変形性膝関節症で歩くことができないほど痛みが大きい、という場合、その方の変形性膝関節症は症状がかなり進行してしまっています。レントゲンで見ると、恐らく膝の上下の関節の隙間がほとんど無い状態で、歩くたびに関節同士がこすれあったり、ぶつかったりしている場合が常です。

またこの場合、痛みは膝の内側からくる場合がほとんどです。変形性膝関節症を持つ方にとって最大のデメリットは、やはり歩行がままならなくなることです。

膝に負担のかかること、例えば重いものを持ったり、正座をしたりできなくなる、という程度であれば仕事を継続することも可能ですが、歩くこと自体ができなければ日常生活もほとんどうまく行かなくなってしまいます。

ではこの状態から一刻も早く改善させるにはどうすればいいか、といえば、やはり充分にリハビリを行うことが大切です。

サポーターをして歩行を補助することがよく試行されますが、これはこれで変形性膝関節症の改善効果は絶大です。サポーターやテーピングなどにより、膝への負担を軽減するために大切な大腿四頭筋をサポートして、膝関節の動作を安定化させることができ、肌に密着させたサポーターはその大腿四頭筋の代替となってよく機能します。

しかし、これだけでは一向に症状は改善せず、かえって筋肉は衰えてしまうばかりです。サポーターを常用して仕事に復帰する、という場合は特に筋肉へのケアを怠ってしまい、変形性膝関節症治療の進行を妨げて、あげくの果ては杖なども用いるようになると、変形性膝関節症の治療に必要な時間をますます延ばしていってしまいます。

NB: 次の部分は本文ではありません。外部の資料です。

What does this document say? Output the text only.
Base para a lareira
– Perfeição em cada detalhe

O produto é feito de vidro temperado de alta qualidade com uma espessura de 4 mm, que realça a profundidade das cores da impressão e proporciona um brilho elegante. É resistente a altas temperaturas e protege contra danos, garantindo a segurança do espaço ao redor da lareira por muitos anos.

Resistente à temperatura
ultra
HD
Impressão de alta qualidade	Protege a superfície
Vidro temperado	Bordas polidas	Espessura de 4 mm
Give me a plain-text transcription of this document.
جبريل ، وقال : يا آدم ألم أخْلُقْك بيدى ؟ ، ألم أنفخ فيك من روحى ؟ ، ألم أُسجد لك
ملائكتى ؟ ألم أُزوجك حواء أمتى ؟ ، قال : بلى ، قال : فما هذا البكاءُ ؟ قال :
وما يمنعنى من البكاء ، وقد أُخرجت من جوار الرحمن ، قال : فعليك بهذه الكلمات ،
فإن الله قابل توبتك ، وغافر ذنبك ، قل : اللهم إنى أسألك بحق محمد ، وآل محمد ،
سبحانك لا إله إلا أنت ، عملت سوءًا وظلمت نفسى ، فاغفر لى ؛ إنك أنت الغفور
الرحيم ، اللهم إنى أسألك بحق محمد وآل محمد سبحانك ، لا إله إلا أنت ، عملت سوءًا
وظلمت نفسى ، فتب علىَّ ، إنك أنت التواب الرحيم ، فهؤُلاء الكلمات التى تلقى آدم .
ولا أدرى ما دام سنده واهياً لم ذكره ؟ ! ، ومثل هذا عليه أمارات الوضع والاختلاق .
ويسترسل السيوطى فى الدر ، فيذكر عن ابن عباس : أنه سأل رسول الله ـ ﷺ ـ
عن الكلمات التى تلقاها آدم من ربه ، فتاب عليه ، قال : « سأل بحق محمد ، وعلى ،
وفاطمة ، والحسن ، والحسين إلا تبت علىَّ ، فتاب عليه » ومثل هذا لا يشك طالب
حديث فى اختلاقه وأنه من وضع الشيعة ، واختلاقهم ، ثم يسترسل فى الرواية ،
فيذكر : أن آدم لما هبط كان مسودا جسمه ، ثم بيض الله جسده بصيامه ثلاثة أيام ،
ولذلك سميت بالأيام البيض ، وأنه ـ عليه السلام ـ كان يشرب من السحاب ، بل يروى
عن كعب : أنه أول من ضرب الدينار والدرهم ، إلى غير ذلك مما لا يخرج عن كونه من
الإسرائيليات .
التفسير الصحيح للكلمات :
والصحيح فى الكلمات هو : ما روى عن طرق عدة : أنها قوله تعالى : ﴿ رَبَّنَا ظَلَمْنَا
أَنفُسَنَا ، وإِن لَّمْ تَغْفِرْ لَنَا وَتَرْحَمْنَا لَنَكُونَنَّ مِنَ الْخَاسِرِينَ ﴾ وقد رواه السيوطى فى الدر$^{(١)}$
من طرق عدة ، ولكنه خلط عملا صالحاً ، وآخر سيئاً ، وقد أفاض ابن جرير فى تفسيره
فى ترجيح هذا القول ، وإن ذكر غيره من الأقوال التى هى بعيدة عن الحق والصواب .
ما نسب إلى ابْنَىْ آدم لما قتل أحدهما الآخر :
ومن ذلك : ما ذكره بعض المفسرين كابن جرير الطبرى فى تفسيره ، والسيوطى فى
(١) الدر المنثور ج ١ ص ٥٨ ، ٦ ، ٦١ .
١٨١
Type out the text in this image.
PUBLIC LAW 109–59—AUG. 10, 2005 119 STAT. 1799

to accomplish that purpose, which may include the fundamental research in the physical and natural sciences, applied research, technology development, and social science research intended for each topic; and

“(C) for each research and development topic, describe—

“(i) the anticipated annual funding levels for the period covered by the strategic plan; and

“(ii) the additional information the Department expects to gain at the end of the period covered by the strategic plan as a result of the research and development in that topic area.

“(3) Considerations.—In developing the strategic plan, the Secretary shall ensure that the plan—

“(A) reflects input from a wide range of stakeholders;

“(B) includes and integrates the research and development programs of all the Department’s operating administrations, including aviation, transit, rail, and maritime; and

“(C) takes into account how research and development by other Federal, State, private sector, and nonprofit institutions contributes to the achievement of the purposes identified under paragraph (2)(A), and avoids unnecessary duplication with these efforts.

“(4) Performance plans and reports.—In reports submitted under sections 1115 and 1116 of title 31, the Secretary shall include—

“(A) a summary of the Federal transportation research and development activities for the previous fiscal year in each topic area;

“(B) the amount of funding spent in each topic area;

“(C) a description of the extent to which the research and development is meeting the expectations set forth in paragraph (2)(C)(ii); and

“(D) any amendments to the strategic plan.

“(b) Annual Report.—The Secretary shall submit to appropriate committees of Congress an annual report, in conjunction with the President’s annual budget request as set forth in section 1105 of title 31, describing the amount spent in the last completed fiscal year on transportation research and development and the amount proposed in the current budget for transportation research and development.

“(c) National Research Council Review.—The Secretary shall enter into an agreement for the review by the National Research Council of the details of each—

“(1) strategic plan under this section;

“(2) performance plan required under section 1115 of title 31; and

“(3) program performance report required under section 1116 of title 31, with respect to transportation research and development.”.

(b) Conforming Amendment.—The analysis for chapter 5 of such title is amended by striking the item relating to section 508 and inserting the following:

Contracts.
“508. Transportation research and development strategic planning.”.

リハビリではよく水中での運動が変形性膝関節症に効果が高いと言われます。単純に水中歩行から始めるのもよいアイデイアです。

浮力によって体重による負荷が膝にかからない分、丹念に膝をかばいながら効果的に筋肉を鍛えていくことができます。

変形性膝関節症で歩くことが出来ない、また急性期のひどい痛みである、という場合はリハビリも厳禁ですが、慢性化して痛みが無い、または痛みがあっても程度は知れている、という場合は進んでリハビリをするべきです。